To benchmark method performance, we compared the method against four recently published methods, as well as against results obtained by the method when using germline gene usage for grouping clonotypes instead of k-mer based clustering (in step 1 and 2 of the method). Using our CD PBMC dataset, we looked at how many of the 56 previously known CD-associated CDR3s (that exist in the CD PBMC dataset) the methods detect, as well as evaluated the methods’ recall and precision. Our method (RepAn, nt 4-mer based) identified 14 of the 56 known CD associated CDR3s as differentially enriched, whose proportion in comparison to total identified enriched clonotypes is similar to all other methods except ALICE and the public only methods, which are all highly conservative and thus have much lower recall (Additional file 1: Table 6S). The method has the second highest recall and precision, next to the DeWitt’s method or third highest in precision if we include the Yohannes method that detects only public clonotypes. It outperformed all germline gene usage based variants of RepAn in both recall and precision. Thus, the method provides detection of both public and private clonotypes with comparatively high recall and precision, while being the only method that allows direct population level analysis (Additional file 1: Table 6S, see Additional file 2 for the list of the 56 CD-associated CDR3s in the CDPBMC dataset along with those detected by the methods). We note that the shared detection between any two of these methods is rather low (Additional file 1: Fig. 6S) and thus a criteria of detection in at least one other method for assessing precision and recall was used.

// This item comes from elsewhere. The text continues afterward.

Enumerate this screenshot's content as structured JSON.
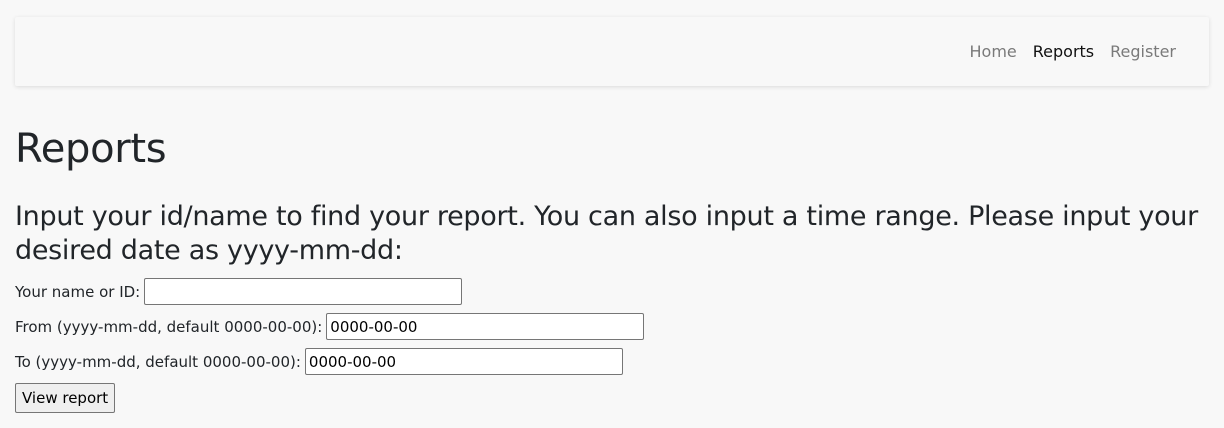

The computational pipeline we present in this work allows comparison of total immune repertoires between sample groups to identify both public and private CDR3 clonotypes associated with conditions. To our knowledge, this is the only currently available method for direct population level comparison of TCR CDR3 repertoires, with incorporated population-wide statistical assessment of TCR clonotypes’ condition-relevance, and thus provides improved ability for examining and monitoring immune responses.

We made two main assumptions in our proposed method. Firstly, we assumed that the immune repertoire specific to an antigen or epitope would contain T-cell clones with high similarity in their T-cell receptors (TCRs) forming a cluster (or group of clusters) that is distinct from other T-cells not specific to the antigen. This assumption originally stemmed from observations of the celiac disease associated CDR3β sequences in our and other previous studies [9, 17, 28]. Recent works by Dash and Glanville [21, 22] showed that tetramer sorted antigen specific TCRs from different individuals have high sequence similarity and could be grouped into clusters with common specificity to an antigen, further justifying the validity of our assumption. Secondly, we assumed that the clusters of TCRs specific to an antigen encode an important immuno-genomic information in the immune response that is shared across unrelated individuals and could probably be detected from the global repertoire and across treatment conditions. We show that k-mer frequency vectors capture immune information from all parts of CDR3 sequences beyond what could be captured by simple grouping of CDR3s based on germline gene usage, with the most discriminative k-mers between sub-repertoires dominated predominantly by those arising also from non-templated insertion/deletion regions of CDR3s. Our method based on such nucleotide 4-mers or amino acid 3-mers allowed dissection of total immune repertoires into units (meaningful sub-repertoires) that exist across individuals, and thus successfully identified previously reported and new condition-associated CDR3β sequences (both private and public) from the datasets we analyzed with better precision, demonstrating the validity of our assumption.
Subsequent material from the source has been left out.